BERLIN

Amid Finland’s plans to join NATO, the country’s foreign minister on Friday avoided commenting on demands from alliance member Turkiye for an active stance against the PKK terror group.

“I don’t want to go now into the details of different groupings or different persons, but I just want to say that the fight against terrorism is a very important principle in our politics and it’s also a very important principle in NATO,” Pekka Haavisto said in an exclusive interview with Anadolu Agency.

His remarks came a day after Turkish President Recep Tayyip Erdogan voiced skepticism on Finland’s and Sweden’s membership applications and heavily criticized the two countries for tolerating extremists and far-left terror groups, including the PKK, which is also listed as a terror group by the EU.

Asked about Erdogan’s comments about their NATO bid, Haavisto expressed hope that they could overcome their differences with Turkiye on the issue.

Underlining that “each and every NATO country has the right to have their own opinions on the applicant countries,” the foreign minister noted that he had visited Turkiye twice this spring and held talks with his Turkish counterpart Mevlut Cavusoglu.

Haavisto said that he discussed this issue with Cavusoglu on Friday. “Probably, we’ll meet today here in the NATO meeting, as well,” he said, referring to Saturday’s informal foreign ministers meeting in Berlin.

Adding that they would continue to be in close dialogue, he said Finland is aware of the importance of fighting terrorism, for the safety of Europe and the world.

Both Finland and Sweden have signaled that they may submit simultaneous membership applications to NATO in the coming days.

In a doorstep statement ahead of the informal NATO foreign ministers’ meeting, Cavusoglu said Ankara has always backed NATO’s open-door policy.

However, he said Sweden and Finland were “openly supporting” and engaging with terrorist organizations like PKK and YPG, which continue to launch violent attacks targeting Turkish troops and civilians.

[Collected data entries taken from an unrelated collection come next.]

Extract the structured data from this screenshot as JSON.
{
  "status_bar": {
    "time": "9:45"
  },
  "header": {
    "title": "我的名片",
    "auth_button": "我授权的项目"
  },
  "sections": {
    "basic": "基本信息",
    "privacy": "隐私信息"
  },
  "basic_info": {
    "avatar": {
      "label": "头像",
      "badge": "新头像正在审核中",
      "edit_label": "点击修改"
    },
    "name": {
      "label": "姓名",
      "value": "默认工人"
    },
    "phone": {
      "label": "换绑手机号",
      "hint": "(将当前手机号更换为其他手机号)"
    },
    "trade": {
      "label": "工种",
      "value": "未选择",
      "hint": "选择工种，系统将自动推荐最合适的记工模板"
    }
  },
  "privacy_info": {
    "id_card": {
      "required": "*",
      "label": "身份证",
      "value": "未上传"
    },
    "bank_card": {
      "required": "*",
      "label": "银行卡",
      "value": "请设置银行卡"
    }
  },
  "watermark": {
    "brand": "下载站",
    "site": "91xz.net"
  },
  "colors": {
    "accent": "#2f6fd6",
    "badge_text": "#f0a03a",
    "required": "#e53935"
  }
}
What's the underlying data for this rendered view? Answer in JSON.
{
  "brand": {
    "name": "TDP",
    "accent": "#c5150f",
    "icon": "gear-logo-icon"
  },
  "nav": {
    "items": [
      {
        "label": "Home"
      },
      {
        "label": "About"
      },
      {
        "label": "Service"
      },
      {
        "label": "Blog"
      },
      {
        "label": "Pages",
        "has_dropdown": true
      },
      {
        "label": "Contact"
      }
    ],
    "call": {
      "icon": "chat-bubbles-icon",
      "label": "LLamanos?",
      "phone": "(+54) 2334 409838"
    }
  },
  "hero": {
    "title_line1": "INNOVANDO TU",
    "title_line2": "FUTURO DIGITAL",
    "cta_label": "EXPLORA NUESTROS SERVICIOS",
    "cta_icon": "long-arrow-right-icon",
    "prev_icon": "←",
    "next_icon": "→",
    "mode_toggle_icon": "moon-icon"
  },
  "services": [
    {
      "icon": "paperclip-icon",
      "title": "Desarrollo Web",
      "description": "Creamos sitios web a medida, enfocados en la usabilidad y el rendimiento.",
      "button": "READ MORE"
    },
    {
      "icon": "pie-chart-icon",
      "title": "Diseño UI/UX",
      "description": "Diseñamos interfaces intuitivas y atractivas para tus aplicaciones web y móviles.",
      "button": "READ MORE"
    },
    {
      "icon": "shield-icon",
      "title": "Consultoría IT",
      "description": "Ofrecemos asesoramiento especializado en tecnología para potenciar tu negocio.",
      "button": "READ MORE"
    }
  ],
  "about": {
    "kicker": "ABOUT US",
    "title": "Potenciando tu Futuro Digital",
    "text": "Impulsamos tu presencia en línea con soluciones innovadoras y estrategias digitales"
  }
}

“That’s why the big majority of the Turkish people are against the membership of those countries who are supporting the PKK/YPG terrorist organization and they’re asking us to block this membership. But, these are the issues that we need to talk about with our NATO allies, as well as these countries,” he added.

In its more than 35-year terror campaign against Turkiye, the PKK — listed as a terrorist organization by Turkiye, the US, and the EU — has been responsible for the deaths of over 40,000 people, including women, children, and infants. The YPG is the PKK’s Syrian offshoot.